Internal communications: your people are your best marketing tool
Your clients are interacting with your people every day. The experience they have depends on how engaged your people are with your company. How valued employees feel directly impacts their engagement levels with their company and ability to help grow the business they work at.
Companies around the world understand the need to market themselves and spend on promoting their business to new customers. But the opportunities with existing customers to grow and expand client accounts is often easier to get over the line and highly lucrative, especially with an engaged workforce.
I’ve worked with many companies who fail to understand the importance of employee communications in business growth. Good employee communications can result in higher levels in motivation, engagement, performance and business results.
To make a difference, to move the dial and go some way to keeping your people happy and engaged, there are a few things that are vital.

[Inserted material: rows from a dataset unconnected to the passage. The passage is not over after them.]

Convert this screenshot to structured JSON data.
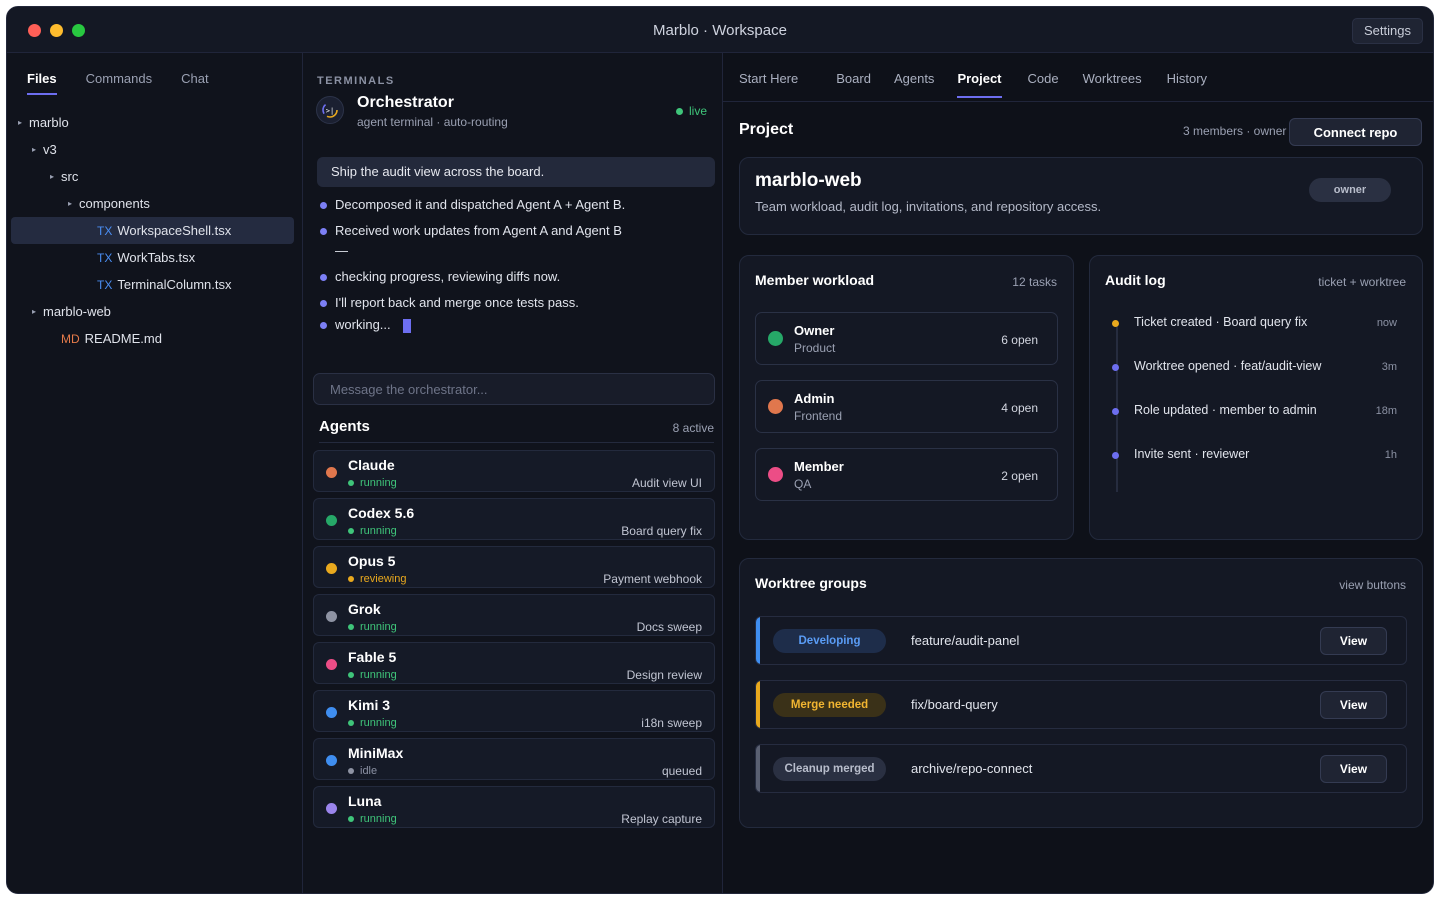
{
  "window": {
    "title": "Marblo · Workspace",
    "settings_label": "Settings"
  },
  "files_panel": {
    "tabs": [
      {
        "label": "Files",
        "active": true
      },
      {
        "label": "Commands",
        "active": false
      },
      {
        "label": "Chat",
        "active": false
      }
    ],
    "tree": [
      {
        "label": "marblo",
        "kind": "folder"
      },
      {
        "label": "v3",
        "kind": "folder"
      },
      {
        "label": "src",
        "kind": "folder"
      },
      {
        "label": "components",
        "kind": "folder"
      },
      {
        "label": "WorkspaceShell.tsx",
        "kind": "file",
        "type": "TX",
        "selected": true
      },
      {
        "label": "WorkTabs.tsx",
        "kind": "file",
        "type": "TX"
      },
      {
        "label": "TerminalColumn.tsx",
        "kind": "file",
        "type": "TX"
      },
      {
        "label": "marblo-web",
        "kind": "folder"
      },
      {
        "label": "README.md",
        "kind": "file",
        "type": "MD"
      }
    ]
  },
  "terminals": {
    "section_label": "TERMINALS",
    "orchestrator": {
      "title": "Orchestrator",
      "subtitle": "agent terminal · auto-routing",
      "status": "live"
    },
    "prompt": "Ship the audit view across the board.",
    "log": [
      "Decomposed it and dispatched Agent A + Agent B.",
      "Received work updates from Agent A and Agent B —",
      "checking progress, reviewing diffs now.",
      "I'll report back and merge once tests pass.",
      "working..."
    ],
    "input_placeholder": "Message the orchestrator...",
    "agents_title": "Agents",
    "agents_count": "8 active",
    "agents": [
      {
        "name": "Claude",
        "status": "running",
        "task": "Audit view UI",
        "color": "#e0774d"
      },
      {
        "name": "Codex 5.6",
        "status": "running",
        "task": "Board query fix",
        "color": "#26a868"
      },
      {
        "name": "Opus 5",
        "status": "reviewing",
        "task": "Payment webhook",
        "color": "#e9a91e"
      },
      {
        "name": "Grok",
        "status": "running",
        "task": "Docs sweep",
        "color": "#8e93a3"
      },
      {
        "name": "Fable 5",
        "status": "running",
        "task": "Design review",
        "color": "#ec4d86"
      },
      {
        "name": "Kimi 3",
        "status": "running",
        "task": "i18n sweep",
        "color": "#3f8ef0"
      },
      {
        "name": "MiniMax",
        "status": "idle",
        "task": "queued",
        "color": "#3f8ef0"
      },
      {
        "name": "Luna",
        "status": "running",
        "task": "Replay capture",
        "color": "#9b85ec"
      }
    ]
  },
  "right": {
    "tabs": [
      {
        "label": "Start Here",
        "active": false
      },
      {
        "label": "Board",
        "active": false
      },
      {
        "label": "Agents",
        "active": false
      },
      {
        "label": "Project",
        "active": true
      },
      {
        "label": "Code",
        "active": false
      },
      {
        "label": "Worktrees",
        "active": false
      },
      {
        "label": "History",
        "active": false
      }
    ],
    "heading": "Project",
    "meta": "3 members · owner",
    "connect_label": "Connect repo",
    "project": {
      "name": "marblo-web",
      "description": "Team workload, audit log, invitations, and repository access.",
      "badge": "owner"
    },
    "workload": {
      "title": "Member workload",
      "meta": "12 tasks",
      "members": [
        {
          "role": "Owner",
          "team": "Product",
          "open": "6 open",
          "color": "#26a868"
        },
        {
          "role": "Admin",
          "team": "Frontend",
          "open": "4 open",
          "color": "#e0774d"
        },
        {
          "role": "Member",
          "team": "QA",
          "open": "2 open",
          "color": "#ec4d86"
        }
      ]
    },
    "audit": {
      "title": "Audit log",
      "meta": "ticket + worktree",
      "entries": [
        {
          "text": "Ticket created · Board query fix",
          "time": "now",
          "color": "#e9a91e"
        },
        {
          "text": "Worktree opened · feat/audit-view",
          "time": "3m",
          "color": "#6d6ef0"
        },
        {
          "text": "Role updated · member to admin",
          "time": "18m",
          "color": "#6d6ef0"
        },
        {
          "text": "Invite sent · reviewer",
          "time": "1h",
          "color": "#6d6ef0"
        }
      ]
    },
    "worktrees": {
      "title": "Worktree groups",
      "meta": "view buttons",
      "view_label": "View",
      "groups": [
        {
          "badge": "Developing",
          "branch": "feature/audit-panel",
          "bar": "#3f8ef0",
          "badge_bg": "#1e2d4a",
          "badge_fg": "#5a9cf5"
        },
        {
          "badge": "Merge needed",
          "branch": "fix/board-query",
          "bar": "#e9a91e",
          "badge_bg": "#3a3118",
          "badge_fg": "#f1b531"
        },
        {
          "badge": "Cleanup merged",
          "branch": "archive/repo-connect",
          "bar": "#5a6072",
          "badge_bg": "#2a3042",
          "badge_fg": "#b8bdcb"
        }
      ]
    }
  }
}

1. Plan your internal comms as you would a marketing plan
Segment the different audiences in your business and plan how you would like to target each of them. Use different channels but ensure these channels are right for your audience. Assume they are all busy so use imagery, video content and short sharp text to get the message across.
2. Two way or no way
Always provide a channel for people to feedback or ask questions. Provide opportunities for conversations with employees. It’s important to receive real-time feedback and data from your company that can guide you and help you create better communications moving forward.
3. Give it some personality
Put a face to your communications and write in a personal, honest and simple tone of voice. It doesn’t need to come from a CEO Office email or be written like a formal corporate press release. If the tone of the content is right, have a bit of fun with it.
4. Business support for the comms team is key
Which means trusting your internal communications team with sensitive information, bringing them into decisions early so they can plan a full campaign to support what’s happening in your business.
For negative situations such as retrenchment, your people may not like the decisions that have been made but if they can understand the reasons behind them, they are treated with respect and given the opportunity to ask questions then it won’t be so damaging.
To succeed with your employee communications, especially while there is so much uncertainty in the world, is to thrive as a business.